Так вскоре после последней мировой войны записала в своей Хартии Всемирная федерация научных работников, возглавлявшаяся в те годы Фредериком Жолио-Кюри. Так принцип, потихоньку применявшийся одиночками, стал рекомендацией для всех людей, работающих в науке. И хотя совета мудрейших и по сей день придерживаются далеко не все, нет причин для пессимизма: фонарь просвещёния уже внесён в дремучие дебри науки.

* * *

Да простится автору дурная игра словами, но сладкоголосое пение Сирен, влекущих учёного в страну непознанного, не слишком ли быстро оборачивается завыванием сирен, призывающих горожан в бетонированные склепы?

И если уж зашла речь о Сиренах, может быть, имеет смысл предложить вниманию читателя один из сонетов сэра Чарлза. Надо сказать, что поэзией он занимался всерьёз, дилетантом не был. Душу влагал в стихи и формой владел профессионально, даже порой занимался формальными экспериментами, что вообще свидетельствует о серьёзности литературных намерений.

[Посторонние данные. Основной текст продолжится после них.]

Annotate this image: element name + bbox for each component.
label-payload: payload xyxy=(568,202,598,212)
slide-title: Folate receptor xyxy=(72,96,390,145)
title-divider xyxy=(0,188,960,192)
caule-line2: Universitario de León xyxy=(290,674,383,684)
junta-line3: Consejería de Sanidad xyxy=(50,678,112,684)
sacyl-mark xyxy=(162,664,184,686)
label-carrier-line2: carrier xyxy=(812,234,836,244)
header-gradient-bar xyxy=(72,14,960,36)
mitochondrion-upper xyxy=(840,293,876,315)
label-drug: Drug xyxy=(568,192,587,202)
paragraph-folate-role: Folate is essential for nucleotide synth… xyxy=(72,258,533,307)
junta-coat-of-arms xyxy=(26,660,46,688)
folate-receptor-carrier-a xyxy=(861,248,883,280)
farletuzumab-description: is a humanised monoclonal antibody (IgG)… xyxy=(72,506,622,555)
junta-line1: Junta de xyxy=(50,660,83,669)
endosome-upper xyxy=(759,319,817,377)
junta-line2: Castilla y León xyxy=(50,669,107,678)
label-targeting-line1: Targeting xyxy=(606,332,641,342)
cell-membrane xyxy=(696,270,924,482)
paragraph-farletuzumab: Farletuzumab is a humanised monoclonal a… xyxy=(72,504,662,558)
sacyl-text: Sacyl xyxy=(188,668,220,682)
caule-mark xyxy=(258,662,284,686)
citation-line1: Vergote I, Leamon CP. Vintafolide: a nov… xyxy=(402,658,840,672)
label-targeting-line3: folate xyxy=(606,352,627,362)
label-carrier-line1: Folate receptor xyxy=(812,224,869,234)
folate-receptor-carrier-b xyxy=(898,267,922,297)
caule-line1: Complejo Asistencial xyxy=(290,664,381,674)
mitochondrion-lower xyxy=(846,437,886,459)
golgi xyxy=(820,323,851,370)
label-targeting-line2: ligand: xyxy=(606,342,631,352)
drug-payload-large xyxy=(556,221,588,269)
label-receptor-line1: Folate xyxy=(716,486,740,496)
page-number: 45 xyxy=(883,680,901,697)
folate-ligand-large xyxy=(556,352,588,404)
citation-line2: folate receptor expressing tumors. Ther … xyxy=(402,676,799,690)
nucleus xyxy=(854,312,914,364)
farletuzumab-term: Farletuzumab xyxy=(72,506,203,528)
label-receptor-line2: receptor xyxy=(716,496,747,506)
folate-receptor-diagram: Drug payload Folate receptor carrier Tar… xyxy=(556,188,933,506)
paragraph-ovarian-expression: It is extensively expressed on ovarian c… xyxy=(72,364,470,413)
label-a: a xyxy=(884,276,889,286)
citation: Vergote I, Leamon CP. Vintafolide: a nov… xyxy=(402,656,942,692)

Даже литературный критик «Таймс», прочитав только что вышедший сборник стихотворений, выразил надежду, что «мисс Шерингтон будет продолжать писать и печатать стихи». Дело было в 1925 году, и литературному критику не пришло в голову, что автор сборника, принятый им за юную леди, есть знаменитый физиолог, который к тому времени уже завершил своё пребывание на посту президента Королевского общества. Шеррингтон же, естественно, напечатал свои стихи без упоминания титулов и званий, впрочем, и без псевдонима.

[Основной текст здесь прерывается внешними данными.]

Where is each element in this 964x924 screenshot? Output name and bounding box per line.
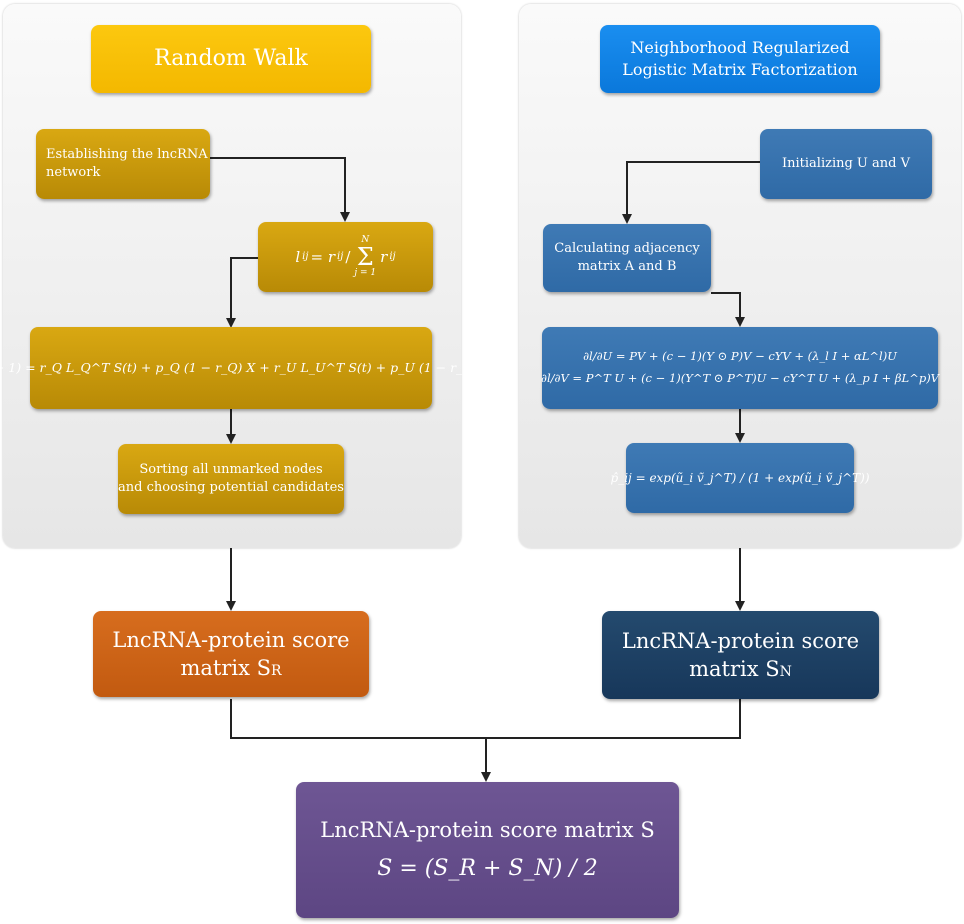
phat-box: p̂_ij = exp(ũ_i ṽ_j^T) / (1 + exp(ũ_i ṽ_… <box>611 443 870 513</box>
nrlmf-title-box: Neighborhood Regularized Logistic Matrix… <box>600 25 880 93</box>
sort-line-1: Sorting all unmarked nodes <box>139 462 323 478</box>
sort-line-2: and choosing potential candidates <box>118 480 344 495</box>
init-uv-label: Initializing U and V <box>781 156 910 172</box>
sort-candidates-box: Sorting all unmarked nodes and choosing … <box>118 444 344 514</box>
arrow-adj-to-grad <box>711 292 745 327</box>
score-n-line-2: matrix SN <box>689 657 792 681</box>
score-r-box: LncRNA-protein score matrix SR <box>93 611 369 697</box>
adjacency-line-1: Calculating adjacency <box>554 241 700 257</box>
phat-formula: p̂_ij = exp(ũ_i ṽ_j^T) / (1 + exp(ũ_i ṽ_… <box>610 470 870 485</box>
score-n-line-1: LncRNA-protein score <box>621 628 860 653</box>
final-score-title: LncRNA-protein score matrix S <box>320 817 655 842</box>
init-uv-box: Initializing U and V <box>760 129 932 199</box>
s-update-formula-box: S(t + 1) = r_Q L_Q^T S(t) + p_Q (1 − r_Q… <box>0 327 491 409</box>
establish-network-box: Establishing the lncRNA network <box>36 129 210 199</box>
arrow-network-to-l <box>210 157 350 222</box>
merge-line <box>230 699 741 739</box>
final-score-formula: S = (S_R + S_N) / 2 <box>377 856 598 882</box>
score-r-line-2: matrix SR <box>180 656 282 680</box>
nrlmf-title-line-1: Neighborhood Regularized <box>630 38 850 58</box>
random-walk-title-box: Random Walk <box>91 25 371 93</box>
score-n-box: LncRNA-protein score matrix SN <box>602 611 879 699</box>
arrow-l-to-s <box>226 257 258 328</box>
adjacency-box: Calculating adjacency matrix A and B <box>543 224 711 292</box>
arrow-init-to-adj <box>622 161 760 224</box>
s-update-formula: S(t + 1) = r_Q L_Q^T S(t) + p_Q (1 − r_Q… <box>0 359 491 375</box>
nrlmf-title-line-2: Logistic Matrix Factorization <box>622 60 858 79</box>
final-score-box: LncRNA-protein score matrix S S = (S_R +… <box>296 782 679 918</box>
score-r-line-1: LncRNA-protein score <box>112 627 350 652</box>
gradient-v-formula: ∂l/∂V = P^T U + (c − 1)(Y^T ⊙ P^T)U − cY… <box>541 371 939 385</box>
random-walk-title: Random Walk <box>154 46 308 72</box>
adjacency-line-2: matrix A and B <box>577 259 677 274</box>
establish-network-label: Establishing the lncRNA network <box>46 147 208 180</box>
gradient-u-formula: ∂l/∂U = PV + (c − 1)(Y ⊙ P)V − cYV + (λ_… <box>583 349 897 364</box>
gradient-box: ∂l/∂U = PV + (c − 1)(Y ⊙ P)V − cYV + (λ_… <box>541 327 939 409</box>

Бог простит проницательного критика за то, что он не смог правильно переписать фамилию рецензируемого молодого автора, а мы тем временем обратимся к сонету, который, к сожалению, много потерял в неловком переводе.

МУДРЫЙ УЛИСС 

Так что за песню услыхал Улисс, 
Который мудро слушать не желал, 
Когда весло, как меч, в руке сжимал, 
Следя за тем, чтоб парус не обвис? 

Чем проняло у острова Сирен 
Того, кто, рёв Харибды одолев, 
Не задрожал, завидя Сциллы зев, 
И храбро бился у троянских стен? 

О, слаще битв героям всех времён — 
Вкусить сего смертельного вина. 
Свежи уста, рука обнажена — 
И — крах! И — прах! И пуст высокий трон! 
Будь мудр, герой, беги коварных слов! 
(И все ж мудрей, кто следует на зов!) 

Человек не в силах устоять перед пением Сирен, и хитроумный Одиссей, или Улисс, как звали его римляне, залепил своим спутникам уши, а себя велел прикрутить к мачте, да покрепче.

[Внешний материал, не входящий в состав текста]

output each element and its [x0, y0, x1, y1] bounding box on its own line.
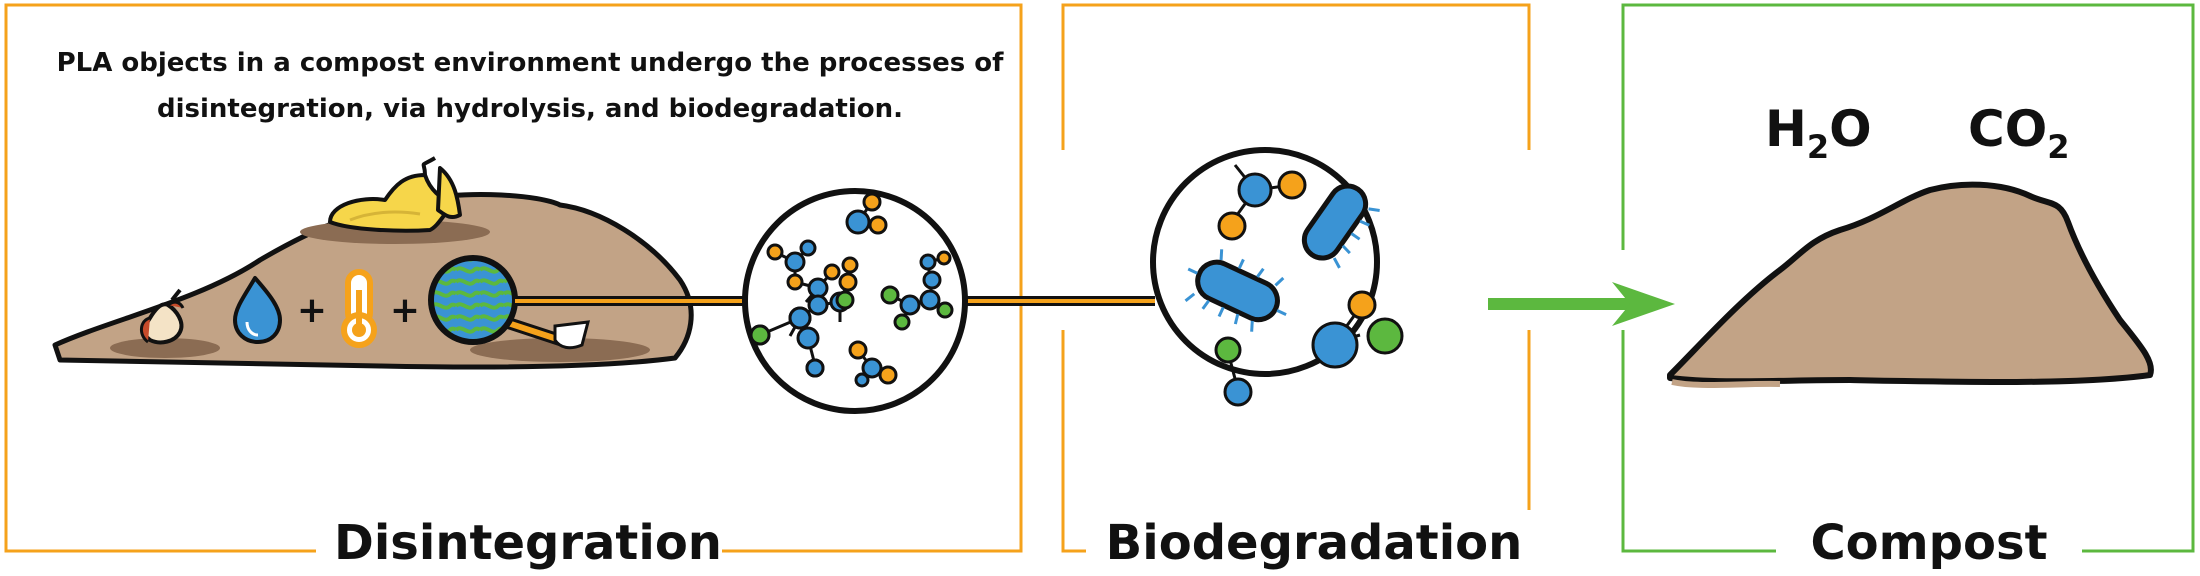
panel-label-compost: Compost — [1776, 510, 2082, 576]
compost-pile — [52, 192, 694, 370]
water-subscript: 2 — [1806, 128, 1830, 166]
co2-subscript: 2 — [2047, 128, 2070, 166]
bacterium-2 — [1184, 249, 1287, 332]
thermometer-icon — [341, 269, 377, 348]
hydrolysis-molecules-circle — [742, 188, 968, 414]
water-h: H — [1765, 100, 1807, 158]
bacterium-1 — [1301, 183, 1380, 269]
water-drop-icon — [233, 276, 282, 344]
plus-sign-2: + — [390, 290, 420, 331]
compost-mound — [1667, 181, 2154, 388]
plus-sign-1: + — [297, 290, 327, 331]
arrow-to-compost-icon — [1488, 282, 1675, 326]
co2-main: CO — [1968, 100, 2048, 158]
apple-core-icon — [140, 288, 185, 345]
intro-text: PLA objects in a compost environment und… — [56, 48, 1004, 124]
water-o: O — [1829, 100, 1872, 158]
banana-peel-icon — [328, 156, 462, 233]
water-product: H2O — [1765, 100, 1872, 166]
pla-magnifier-icon — [428, 255, 591, 350]
panel-label-biodegradation: Biodegradation — [1086, 510, 1542, 576]
co2-product: CO2 — [1968, 100, 2069, 166]
biodegradation-microbes-circle — [1150, 147, 1404, 407]
panel-label-disintegration: Disintegration — [316, 510, 722, 576]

Тем Одиссей спас себя и своих товарищей от лютой смерти.

Но измученный прекрасным пением, обессилевший в попытках вырваться из каната, до конца своих дней пронёс он острую зависть к пошедшим навстречу зову. Так, во всяком случае, утверждает поэт.

Старый миф — сказка, ложь.

Никто ничего не знает.

Может, Шеррингтон вовсе и не завидовал Павлову.

Нам, простым матросам этого большого корабля, он пытался залепить уши воском — ничего из этой затеи не вышло. Наш корабль идёт вперёд. Но, быть может, стоит иной раз остановиться ради того, чтобы подумать?